Diana Berg is a passionate spirits professional with over 15 years of experience in Chicago, IL. Her career started at a small tiki bar and she has since worked for many esteemed chefs and cocktail bars such as: Autre Monde, The Purple Pig, Girl & The Goat, Vol. 39 and Sparrow.
The biggest achievement I’d like to personally achieve in the rum industry is to get people to understand the simplistic beauty of a daiquiri. You’d be surprised to hear how many people think they’re going to get a sweet frozen blend, reminiscent of a 90’s Corporate chain.
In the end: Sugar+Lime+Rum= Delicious!!!!
The thing that makes me want to continue in the rum industry is the diversity of styles and flavors of rum. It’s such a broad category. Each island/region offers its own special nuanced spirit.
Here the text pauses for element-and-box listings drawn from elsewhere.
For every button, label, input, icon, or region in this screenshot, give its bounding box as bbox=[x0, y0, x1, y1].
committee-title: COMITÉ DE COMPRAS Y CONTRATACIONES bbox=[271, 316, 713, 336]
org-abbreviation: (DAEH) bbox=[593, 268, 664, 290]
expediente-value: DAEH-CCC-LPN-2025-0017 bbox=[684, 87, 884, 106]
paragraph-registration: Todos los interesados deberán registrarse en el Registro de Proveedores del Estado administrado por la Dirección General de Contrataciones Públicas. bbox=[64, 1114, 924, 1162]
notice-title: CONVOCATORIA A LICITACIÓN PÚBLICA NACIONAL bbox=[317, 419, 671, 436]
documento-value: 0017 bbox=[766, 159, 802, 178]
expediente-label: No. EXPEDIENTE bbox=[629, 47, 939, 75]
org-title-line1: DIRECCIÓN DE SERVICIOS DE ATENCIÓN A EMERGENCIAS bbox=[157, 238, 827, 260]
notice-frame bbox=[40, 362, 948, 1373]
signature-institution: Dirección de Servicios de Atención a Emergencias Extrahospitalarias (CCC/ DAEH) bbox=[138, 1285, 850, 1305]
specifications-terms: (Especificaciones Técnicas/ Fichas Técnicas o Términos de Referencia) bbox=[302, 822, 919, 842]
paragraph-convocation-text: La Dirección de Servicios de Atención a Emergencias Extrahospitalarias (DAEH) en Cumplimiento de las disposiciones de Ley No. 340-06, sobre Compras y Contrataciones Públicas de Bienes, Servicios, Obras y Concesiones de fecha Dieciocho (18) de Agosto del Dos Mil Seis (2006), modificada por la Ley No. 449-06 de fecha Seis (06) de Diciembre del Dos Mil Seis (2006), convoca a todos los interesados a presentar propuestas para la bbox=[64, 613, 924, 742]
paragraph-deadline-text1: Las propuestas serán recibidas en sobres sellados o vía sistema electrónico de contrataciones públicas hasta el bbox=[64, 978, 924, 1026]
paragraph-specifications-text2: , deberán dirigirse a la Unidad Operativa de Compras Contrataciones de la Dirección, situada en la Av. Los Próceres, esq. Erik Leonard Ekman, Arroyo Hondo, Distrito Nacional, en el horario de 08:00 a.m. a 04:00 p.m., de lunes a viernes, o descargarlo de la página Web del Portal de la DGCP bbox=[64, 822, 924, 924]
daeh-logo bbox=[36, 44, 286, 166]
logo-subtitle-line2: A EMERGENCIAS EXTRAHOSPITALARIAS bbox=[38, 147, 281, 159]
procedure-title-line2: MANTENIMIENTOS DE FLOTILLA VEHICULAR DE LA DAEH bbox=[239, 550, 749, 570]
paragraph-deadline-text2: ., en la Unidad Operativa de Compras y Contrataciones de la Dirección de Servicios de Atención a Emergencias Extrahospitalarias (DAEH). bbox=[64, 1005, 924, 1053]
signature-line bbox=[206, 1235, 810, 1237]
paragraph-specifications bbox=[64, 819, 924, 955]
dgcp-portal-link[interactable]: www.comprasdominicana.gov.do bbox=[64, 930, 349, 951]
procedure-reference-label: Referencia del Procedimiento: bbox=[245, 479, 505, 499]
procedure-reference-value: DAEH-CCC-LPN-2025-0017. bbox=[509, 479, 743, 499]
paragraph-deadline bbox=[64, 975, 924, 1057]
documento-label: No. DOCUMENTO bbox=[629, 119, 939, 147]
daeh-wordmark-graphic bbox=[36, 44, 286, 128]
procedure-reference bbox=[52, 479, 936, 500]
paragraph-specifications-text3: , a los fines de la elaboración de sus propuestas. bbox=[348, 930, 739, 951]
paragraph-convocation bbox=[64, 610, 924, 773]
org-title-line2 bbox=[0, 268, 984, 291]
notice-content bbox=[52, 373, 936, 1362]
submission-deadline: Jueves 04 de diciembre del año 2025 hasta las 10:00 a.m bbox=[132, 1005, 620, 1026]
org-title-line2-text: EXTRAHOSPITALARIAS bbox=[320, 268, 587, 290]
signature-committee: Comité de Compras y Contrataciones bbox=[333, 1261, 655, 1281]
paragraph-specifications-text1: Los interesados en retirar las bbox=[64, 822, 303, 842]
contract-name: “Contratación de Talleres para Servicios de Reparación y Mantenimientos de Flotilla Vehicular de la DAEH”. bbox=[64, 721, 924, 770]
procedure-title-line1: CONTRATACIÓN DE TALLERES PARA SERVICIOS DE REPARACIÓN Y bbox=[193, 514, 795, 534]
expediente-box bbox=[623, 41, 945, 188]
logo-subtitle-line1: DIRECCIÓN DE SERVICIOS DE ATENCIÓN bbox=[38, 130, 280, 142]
There is a great opportunity for the rum category to grow into the mainstream. Maison Ferrand is a perfect example of a company that is on the forefront of this. Their love for the spirit combined with their innovation produces a lineup that showcases rum as a viable spirit. Let’s not forget the amazing cognacs they produce too.
In the next five years, I think that the resurgence of Tiki will die down and consumers will be more interested in luxury sipping rums. America’s love for whisky is finding a shortage and I think that whisky drinkers will turn to elegant aged rums to satisfy their fix. Appleton Estate 21 is one of the calls from guests that makes me believe this is the future trend.
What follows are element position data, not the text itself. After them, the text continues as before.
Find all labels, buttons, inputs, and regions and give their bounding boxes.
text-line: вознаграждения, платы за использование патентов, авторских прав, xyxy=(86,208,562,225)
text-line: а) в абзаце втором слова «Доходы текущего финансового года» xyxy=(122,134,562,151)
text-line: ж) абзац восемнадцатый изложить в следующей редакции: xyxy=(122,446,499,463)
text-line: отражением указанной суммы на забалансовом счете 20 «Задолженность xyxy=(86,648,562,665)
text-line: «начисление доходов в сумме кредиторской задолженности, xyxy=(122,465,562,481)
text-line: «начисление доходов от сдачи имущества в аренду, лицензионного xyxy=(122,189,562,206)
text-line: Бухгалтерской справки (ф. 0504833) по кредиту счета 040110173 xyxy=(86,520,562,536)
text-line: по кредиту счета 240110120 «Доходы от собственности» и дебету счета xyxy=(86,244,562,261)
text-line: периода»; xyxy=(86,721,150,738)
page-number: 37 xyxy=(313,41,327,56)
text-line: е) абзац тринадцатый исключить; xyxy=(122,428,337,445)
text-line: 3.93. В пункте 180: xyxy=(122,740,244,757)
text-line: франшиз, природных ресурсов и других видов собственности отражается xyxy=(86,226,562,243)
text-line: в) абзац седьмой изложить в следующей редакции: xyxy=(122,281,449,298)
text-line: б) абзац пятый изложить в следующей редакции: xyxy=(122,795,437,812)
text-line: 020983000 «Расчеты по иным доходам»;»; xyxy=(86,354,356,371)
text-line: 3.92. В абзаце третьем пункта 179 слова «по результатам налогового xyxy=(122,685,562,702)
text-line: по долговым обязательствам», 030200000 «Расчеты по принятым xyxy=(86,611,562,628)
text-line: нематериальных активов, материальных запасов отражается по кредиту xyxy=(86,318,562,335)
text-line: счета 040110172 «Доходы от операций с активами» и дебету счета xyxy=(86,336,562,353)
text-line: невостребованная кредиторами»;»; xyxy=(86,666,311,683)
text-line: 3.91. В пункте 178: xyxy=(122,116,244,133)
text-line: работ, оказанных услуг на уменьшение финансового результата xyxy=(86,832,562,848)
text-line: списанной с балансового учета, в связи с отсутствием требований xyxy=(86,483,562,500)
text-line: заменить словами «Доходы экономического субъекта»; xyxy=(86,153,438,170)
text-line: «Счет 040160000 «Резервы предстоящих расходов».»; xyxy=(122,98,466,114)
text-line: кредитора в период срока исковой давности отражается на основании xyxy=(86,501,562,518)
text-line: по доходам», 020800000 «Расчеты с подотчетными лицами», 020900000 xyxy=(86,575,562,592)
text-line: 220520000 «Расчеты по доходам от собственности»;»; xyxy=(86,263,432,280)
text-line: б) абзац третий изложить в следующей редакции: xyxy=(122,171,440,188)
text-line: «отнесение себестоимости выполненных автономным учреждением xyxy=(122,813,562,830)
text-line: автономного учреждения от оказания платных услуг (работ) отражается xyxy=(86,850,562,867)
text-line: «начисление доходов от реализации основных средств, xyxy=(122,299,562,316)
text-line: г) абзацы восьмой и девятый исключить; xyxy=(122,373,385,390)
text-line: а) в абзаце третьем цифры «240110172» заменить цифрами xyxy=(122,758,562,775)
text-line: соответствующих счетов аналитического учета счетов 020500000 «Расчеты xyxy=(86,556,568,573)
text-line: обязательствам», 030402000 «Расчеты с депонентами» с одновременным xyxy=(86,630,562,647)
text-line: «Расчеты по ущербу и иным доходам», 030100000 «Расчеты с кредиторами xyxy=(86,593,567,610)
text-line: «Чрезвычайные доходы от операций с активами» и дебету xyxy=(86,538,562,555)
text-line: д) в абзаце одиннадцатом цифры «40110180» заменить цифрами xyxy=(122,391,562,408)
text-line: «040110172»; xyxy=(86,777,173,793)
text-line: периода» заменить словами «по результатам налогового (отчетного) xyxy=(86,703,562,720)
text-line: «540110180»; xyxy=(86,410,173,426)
I think growing the category of aged rums with age statements will boost the premium category of rum. Not that aged longer is better; but in the eyes of the consumer, I think that people associate age with luxury. Standardization of the rum category will also help.
a. Sipping a premium rum for the 1st time
Zaya
b. Likes Scotch Whisky
Dictador 12 year
c. Likes Bourbon
Foursquare Port Cask
d. Likes Gin or Vodka
Drink a daiquiri with an easy, quaffable rum like Cana Brava
e. Likes Cognac
Plantation Lost Lake
Christine Tully and John Aranza from Autre Monde in Berwyn have helped me to think outside of the box. It was through their love for hospitality and all things food and beverage that helped me to realize and grow my own (love).
Our head bartender at Sparrow, Paul Day was instrumental in growing my rum knowledge. He’s an all-around hardworking, easy going and knowledgeable dude.
Peter Vestinos showed me the beauty of working behind a well-designed bar with balanced and dynamic cocktails. Riffs on the classics in the most creative ways.
I’m going to be a first time Mom in the end of May. Checking that off my bucket list and hoping to raise a beautiful, intelligent and excellent human being.
I’m also travelling to Italy and Greece for my best friend’s wedding. I’ve never been and have been dying to go. I’ll be drinking assyrtiko with my toes in the sand!
Really, I like living everyday like I’m checking something off of my bucket list.